Pour terminer mon intervention, je souhaiterais, en quelques mots, évoquer le titre II du projet de loi qui vous est présenté. Je vous rappelle qu'il est essentiellement consacré à la transposition de directives qui auraient figuré dans le projet de loi relatif au Grenelle de l'environnement si celui-ci avait pu trouver sa place dans l'ordre du jour de juillet. Les articles ont trait à la qualité de l'air, à la lutte contre l'effet de serre et notamment à la constitution de réserves de quotas de CO2 sur lesquelles nous reviendrons probablement dans notre débat, aux biocides, aux déchets électriques ou électroniques ménagers, à la directive REACH ou bien encore à Natura 2000. Le caractère technique de la plupart de ces articles répond parfois à la volonté de respecter un degré de précision voulu par la Commission européenne.

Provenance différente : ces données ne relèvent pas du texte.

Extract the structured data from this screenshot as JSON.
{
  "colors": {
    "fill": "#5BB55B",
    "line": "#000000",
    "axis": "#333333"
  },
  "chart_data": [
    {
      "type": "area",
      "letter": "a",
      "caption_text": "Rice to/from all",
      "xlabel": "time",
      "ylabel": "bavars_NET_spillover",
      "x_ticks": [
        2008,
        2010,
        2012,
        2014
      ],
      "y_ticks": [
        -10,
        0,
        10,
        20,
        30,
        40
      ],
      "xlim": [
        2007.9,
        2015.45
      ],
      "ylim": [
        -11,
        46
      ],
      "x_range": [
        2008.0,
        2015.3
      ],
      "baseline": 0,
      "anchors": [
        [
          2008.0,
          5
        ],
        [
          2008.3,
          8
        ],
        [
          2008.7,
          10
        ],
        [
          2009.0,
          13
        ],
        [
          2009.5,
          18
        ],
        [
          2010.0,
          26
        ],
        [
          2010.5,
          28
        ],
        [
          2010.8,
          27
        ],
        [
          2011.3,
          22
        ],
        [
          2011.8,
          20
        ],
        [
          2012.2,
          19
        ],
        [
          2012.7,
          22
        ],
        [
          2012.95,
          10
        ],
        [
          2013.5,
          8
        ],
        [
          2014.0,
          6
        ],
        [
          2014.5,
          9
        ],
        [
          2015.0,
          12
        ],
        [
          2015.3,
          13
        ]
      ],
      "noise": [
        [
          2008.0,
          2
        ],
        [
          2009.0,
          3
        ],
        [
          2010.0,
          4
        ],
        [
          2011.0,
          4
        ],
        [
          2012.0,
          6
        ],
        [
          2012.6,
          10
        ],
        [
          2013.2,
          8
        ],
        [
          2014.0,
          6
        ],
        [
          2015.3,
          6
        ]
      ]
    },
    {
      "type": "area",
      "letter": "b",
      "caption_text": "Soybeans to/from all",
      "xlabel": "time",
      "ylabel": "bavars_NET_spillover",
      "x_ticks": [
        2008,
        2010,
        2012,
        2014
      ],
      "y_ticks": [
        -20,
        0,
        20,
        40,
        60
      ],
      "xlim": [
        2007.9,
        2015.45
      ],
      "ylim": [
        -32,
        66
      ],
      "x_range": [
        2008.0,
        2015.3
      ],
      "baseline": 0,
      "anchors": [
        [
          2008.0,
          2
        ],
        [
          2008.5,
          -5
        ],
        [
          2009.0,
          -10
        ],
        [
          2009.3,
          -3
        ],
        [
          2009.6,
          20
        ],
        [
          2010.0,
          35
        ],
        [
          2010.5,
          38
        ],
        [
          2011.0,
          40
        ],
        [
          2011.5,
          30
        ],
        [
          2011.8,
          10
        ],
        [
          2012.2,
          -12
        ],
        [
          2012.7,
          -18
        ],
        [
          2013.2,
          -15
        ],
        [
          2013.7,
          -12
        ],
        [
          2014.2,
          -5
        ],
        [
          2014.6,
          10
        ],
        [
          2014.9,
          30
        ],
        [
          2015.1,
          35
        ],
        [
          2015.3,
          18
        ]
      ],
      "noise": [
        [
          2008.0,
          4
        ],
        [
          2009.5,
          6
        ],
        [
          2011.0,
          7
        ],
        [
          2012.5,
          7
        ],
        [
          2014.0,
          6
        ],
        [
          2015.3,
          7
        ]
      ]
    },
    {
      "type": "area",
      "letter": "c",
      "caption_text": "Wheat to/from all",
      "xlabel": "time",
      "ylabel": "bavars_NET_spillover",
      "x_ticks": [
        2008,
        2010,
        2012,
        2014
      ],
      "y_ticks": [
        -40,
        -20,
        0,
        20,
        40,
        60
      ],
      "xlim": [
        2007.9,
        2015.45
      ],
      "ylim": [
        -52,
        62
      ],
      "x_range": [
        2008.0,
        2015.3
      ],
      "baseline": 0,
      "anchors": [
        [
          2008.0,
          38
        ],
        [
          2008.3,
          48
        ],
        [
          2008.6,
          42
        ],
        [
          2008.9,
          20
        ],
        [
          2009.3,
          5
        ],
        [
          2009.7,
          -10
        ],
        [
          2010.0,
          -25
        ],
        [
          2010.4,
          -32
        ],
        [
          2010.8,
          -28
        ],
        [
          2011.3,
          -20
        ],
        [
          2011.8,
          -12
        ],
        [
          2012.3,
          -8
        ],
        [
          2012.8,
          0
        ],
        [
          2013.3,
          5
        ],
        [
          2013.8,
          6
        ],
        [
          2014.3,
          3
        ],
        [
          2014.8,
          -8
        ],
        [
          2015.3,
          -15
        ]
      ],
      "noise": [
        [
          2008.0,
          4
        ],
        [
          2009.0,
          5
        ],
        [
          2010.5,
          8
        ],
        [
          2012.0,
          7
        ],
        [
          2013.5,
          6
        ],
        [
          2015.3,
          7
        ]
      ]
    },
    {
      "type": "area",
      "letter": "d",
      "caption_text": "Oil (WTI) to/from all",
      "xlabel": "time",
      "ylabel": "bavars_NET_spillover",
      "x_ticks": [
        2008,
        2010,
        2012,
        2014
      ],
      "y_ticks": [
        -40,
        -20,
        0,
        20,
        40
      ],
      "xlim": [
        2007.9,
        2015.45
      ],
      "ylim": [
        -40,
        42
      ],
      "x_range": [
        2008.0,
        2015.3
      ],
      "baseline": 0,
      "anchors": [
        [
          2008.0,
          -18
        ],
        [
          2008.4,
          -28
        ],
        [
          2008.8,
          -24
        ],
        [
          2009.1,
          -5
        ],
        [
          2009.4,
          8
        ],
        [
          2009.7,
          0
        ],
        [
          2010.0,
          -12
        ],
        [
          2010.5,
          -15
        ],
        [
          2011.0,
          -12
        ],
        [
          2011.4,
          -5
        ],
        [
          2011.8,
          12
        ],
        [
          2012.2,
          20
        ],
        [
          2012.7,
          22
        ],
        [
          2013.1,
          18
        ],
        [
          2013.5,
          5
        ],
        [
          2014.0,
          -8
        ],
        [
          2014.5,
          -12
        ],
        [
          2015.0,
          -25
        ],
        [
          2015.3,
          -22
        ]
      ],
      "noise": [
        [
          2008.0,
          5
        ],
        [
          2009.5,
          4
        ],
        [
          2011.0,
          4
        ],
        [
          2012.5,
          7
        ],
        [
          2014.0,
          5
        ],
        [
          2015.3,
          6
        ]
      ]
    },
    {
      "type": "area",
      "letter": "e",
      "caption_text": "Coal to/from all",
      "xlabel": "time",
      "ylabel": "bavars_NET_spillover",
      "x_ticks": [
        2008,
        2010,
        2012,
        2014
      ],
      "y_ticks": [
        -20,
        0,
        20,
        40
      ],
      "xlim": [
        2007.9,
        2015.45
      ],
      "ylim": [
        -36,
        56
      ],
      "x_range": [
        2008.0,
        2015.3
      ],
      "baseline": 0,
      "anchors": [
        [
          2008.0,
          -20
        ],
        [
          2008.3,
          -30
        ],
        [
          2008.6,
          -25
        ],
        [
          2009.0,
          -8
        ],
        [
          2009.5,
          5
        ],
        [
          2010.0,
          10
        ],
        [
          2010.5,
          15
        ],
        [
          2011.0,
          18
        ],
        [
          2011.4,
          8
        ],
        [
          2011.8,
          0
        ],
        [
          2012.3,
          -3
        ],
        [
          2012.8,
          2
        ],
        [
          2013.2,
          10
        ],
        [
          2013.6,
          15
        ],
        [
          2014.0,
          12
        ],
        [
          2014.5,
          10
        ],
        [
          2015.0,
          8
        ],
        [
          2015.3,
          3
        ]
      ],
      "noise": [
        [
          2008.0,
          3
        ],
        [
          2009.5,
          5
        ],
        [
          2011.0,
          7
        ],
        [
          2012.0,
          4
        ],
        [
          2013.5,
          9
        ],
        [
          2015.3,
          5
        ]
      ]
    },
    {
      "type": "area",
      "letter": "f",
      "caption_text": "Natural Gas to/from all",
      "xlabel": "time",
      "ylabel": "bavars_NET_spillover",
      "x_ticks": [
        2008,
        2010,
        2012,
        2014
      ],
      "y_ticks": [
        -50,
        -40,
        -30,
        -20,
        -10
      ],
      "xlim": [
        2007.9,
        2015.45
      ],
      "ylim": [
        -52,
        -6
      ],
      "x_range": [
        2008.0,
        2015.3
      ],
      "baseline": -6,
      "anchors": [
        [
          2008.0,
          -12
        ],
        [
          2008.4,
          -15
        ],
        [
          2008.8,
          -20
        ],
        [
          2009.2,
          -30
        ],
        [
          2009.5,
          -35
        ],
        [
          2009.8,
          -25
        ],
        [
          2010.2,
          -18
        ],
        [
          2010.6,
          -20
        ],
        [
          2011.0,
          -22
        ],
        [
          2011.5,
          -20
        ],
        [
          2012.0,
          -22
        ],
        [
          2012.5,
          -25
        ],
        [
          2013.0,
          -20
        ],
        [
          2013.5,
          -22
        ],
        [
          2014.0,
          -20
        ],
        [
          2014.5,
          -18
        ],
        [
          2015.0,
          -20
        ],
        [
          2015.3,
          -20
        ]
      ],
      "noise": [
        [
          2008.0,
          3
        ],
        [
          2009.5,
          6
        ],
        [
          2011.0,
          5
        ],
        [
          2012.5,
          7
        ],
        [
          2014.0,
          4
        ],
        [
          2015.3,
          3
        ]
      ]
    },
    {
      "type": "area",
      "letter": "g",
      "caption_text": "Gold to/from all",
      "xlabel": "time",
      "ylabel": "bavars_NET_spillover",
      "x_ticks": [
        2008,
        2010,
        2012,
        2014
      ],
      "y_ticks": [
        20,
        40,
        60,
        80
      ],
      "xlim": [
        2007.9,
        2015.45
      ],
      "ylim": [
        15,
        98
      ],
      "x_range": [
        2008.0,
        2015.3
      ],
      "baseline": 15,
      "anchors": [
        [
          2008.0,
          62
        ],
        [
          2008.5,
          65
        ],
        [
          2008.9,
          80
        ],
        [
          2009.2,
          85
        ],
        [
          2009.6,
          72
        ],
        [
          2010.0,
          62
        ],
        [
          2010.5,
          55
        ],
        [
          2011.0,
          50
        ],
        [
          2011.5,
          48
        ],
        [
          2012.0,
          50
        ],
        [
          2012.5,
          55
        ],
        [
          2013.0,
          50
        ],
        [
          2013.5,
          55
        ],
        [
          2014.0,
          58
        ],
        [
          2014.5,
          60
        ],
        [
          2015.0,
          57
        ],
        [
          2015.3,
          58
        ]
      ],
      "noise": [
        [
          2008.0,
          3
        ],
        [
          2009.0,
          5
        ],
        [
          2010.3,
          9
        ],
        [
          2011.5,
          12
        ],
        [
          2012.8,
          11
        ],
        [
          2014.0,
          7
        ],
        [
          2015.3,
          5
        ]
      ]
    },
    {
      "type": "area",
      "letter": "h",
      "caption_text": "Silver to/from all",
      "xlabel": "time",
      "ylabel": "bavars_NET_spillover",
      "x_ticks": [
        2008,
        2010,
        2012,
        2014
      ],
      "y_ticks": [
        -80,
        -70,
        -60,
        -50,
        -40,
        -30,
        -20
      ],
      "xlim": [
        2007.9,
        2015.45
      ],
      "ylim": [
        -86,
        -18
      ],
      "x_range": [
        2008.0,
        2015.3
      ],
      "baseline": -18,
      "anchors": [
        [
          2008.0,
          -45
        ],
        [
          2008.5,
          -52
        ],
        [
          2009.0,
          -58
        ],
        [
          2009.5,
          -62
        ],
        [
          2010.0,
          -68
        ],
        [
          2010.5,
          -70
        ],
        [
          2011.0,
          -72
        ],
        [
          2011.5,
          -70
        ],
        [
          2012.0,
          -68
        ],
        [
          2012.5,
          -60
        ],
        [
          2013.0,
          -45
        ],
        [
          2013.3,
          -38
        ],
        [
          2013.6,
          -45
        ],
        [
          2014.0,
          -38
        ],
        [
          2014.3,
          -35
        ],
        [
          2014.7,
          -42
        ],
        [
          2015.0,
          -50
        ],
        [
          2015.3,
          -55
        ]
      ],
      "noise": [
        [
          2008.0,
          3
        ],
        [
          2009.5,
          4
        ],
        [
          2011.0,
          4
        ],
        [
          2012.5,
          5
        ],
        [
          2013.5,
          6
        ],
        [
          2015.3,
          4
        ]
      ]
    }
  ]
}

Votre commission a essentiellement apporté des modifications au texte d'origine à propos de la répression des pollutions marines. À la demande de votre rapporteur, et à l'unanimité, elle a souhaité durcir très sensiblement les peines d'amendes encourues par les navires souvent dénommés « poubelles » et harmoniser les sanctions carcérales pour éviter que celles-ci ne concernent que les navires arborant un pavillon français, qui, à ce jour, figurent en tête du classement des navires mondiaux. Je sais, monsieur le ministre, que nous ne portons pas nécessairement la même appréciation sur ce problème. Une décision, dans ce domaine comme dans les autres, doit être juste pour être admise et comprise. Dans l'attente de conventions internationales harmonisant les peines encourues, conventions auxquelles, le moment venu, je ne m'opposerai pas, notre intérêt n'était ni de pénaliser ceux qui veulent respecter nos mers ni d'encourager l'utilisation de pavillons de complaisance.

Telles sont, monsieur le ministre, mes chers collègues, les conclusions auxquelles est parvenue votre commission des affaires économiques qui, sous réserve des amendements qu'elle propose, vous demande d'adopter ce texte qui constitue à l'évidence un progrès pour le respect de notre environnement, dans l'esprit de la Charte constitutionnelle et du Grenelle. (Applaudissements sur les bancs du groupe de l'Union pour un mouvement populaire.)